Author | : C. David Benson |
Publisher | : Routledge |
Total Pages | : 184 |
Release | : 2019-09-18 |
Genre | : Literary Criticism |
ISBN | : 1000681246 |
Originally published in 1990. This study is of one of the world’s great narrative poems and one of the few long poems in English about physical love. Although this work is often overshadowed by the Canterbury Tales, the author argues that it has its own profound multiplicity. Its mixture of genres, styles, characters and other competing elements creates a powerful literary experience for each reader. This book explores the diversity and contradictions produced by the poem without attempting to resolve them. It is accessible to those reading the poem for the first time, but equally stimulating to those who know it well, stressing the importance of the role of individual readers in response to the openness of the poem. Although previous criticism tends to emphasize one or two aspects while ignoring others, Benson argues all critical readings are of interest because they make one aware of the poem’s many contrasting layers and possibilities.
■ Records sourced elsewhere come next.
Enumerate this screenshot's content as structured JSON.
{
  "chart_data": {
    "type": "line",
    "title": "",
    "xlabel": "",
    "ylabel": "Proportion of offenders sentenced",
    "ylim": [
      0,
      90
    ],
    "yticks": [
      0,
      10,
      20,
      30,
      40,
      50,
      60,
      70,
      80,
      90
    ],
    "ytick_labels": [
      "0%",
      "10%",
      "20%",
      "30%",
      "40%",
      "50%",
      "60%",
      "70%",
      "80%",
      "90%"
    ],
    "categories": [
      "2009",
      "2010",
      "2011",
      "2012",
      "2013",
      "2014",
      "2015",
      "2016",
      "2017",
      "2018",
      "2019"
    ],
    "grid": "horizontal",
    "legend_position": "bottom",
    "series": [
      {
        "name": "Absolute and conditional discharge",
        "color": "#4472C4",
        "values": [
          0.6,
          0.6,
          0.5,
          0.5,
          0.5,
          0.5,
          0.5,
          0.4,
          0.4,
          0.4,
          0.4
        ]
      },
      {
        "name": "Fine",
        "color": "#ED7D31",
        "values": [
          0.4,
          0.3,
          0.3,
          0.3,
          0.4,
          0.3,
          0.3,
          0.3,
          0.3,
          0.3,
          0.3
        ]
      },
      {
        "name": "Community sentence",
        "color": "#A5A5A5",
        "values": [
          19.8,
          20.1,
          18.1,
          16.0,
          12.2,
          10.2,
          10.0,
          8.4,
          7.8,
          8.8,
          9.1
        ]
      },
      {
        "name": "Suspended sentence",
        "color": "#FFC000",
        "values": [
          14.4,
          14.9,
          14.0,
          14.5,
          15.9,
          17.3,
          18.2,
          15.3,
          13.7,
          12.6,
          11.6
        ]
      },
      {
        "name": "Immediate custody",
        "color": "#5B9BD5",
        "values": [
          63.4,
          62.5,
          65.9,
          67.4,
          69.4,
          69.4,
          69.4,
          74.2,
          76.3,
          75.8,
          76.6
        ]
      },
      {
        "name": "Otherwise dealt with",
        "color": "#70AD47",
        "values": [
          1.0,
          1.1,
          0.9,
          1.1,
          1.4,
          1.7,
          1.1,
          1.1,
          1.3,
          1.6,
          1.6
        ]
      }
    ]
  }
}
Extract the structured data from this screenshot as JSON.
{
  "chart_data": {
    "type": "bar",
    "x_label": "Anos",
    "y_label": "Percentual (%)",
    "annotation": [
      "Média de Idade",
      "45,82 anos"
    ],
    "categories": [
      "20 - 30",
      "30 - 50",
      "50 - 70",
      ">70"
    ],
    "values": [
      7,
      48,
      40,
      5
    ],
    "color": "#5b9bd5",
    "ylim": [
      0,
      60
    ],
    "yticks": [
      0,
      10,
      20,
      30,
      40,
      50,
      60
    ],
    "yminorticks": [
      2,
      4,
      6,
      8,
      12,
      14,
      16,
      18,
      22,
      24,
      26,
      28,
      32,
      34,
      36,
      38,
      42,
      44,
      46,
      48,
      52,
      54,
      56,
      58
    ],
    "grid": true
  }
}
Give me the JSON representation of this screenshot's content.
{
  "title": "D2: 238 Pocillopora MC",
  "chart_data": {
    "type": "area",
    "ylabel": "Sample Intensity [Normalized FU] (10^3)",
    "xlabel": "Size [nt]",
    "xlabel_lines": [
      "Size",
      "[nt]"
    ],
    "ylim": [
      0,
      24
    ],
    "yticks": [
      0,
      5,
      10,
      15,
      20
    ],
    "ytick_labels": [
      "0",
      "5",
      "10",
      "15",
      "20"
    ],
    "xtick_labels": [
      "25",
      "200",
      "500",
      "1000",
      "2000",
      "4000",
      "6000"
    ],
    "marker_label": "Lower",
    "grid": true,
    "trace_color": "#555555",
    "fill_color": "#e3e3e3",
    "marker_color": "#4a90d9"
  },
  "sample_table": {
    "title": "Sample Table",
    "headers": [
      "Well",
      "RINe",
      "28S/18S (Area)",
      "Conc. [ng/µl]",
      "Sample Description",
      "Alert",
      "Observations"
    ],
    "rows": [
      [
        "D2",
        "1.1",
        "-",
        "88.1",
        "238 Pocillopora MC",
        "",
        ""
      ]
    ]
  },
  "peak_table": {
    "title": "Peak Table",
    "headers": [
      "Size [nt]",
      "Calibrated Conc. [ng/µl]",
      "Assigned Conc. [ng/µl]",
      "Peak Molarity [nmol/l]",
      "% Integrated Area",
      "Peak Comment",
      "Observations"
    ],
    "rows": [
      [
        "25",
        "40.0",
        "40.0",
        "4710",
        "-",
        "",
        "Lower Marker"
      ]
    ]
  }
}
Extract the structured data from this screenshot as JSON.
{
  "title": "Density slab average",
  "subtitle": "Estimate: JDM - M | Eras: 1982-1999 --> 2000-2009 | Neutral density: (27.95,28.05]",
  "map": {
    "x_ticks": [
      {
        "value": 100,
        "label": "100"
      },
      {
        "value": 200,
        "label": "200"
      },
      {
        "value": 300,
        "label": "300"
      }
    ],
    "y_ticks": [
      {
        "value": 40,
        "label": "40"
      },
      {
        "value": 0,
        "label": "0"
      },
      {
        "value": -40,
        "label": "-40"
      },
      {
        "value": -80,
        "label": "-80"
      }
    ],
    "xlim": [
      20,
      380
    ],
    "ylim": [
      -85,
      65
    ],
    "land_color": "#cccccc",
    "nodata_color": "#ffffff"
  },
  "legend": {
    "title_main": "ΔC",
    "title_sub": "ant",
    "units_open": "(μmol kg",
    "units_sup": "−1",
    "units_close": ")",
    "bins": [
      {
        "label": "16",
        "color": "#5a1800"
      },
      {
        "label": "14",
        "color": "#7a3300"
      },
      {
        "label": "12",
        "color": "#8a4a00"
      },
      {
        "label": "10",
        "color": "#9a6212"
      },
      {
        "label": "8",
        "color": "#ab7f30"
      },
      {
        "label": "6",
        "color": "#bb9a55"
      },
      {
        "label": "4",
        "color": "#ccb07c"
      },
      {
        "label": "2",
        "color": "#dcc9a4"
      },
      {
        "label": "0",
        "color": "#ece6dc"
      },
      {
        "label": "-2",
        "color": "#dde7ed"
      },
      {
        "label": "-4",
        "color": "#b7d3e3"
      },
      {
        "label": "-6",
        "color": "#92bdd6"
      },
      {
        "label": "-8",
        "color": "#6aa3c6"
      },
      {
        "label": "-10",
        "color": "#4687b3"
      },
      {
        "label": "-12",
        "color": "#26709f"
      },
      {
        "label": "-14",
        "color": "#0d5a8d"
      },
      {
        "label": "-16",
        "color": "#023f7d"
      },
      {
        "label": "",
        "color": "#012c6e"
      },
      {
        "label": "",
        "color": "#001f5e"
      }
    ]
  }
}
Beginning with the principal source, Boccaccio’s Filostrato, the work examines the many different elements added to this source; which contains internal tensions and thus develops Boccaccio’s story in a variety of often contradictory directions. The author considers Chaucer’s treatment of setting, characterization, love, fortune and religion, showing how these affect the character of the poem and make it simultaneously more chivalric and comic, more Christian and more pagan.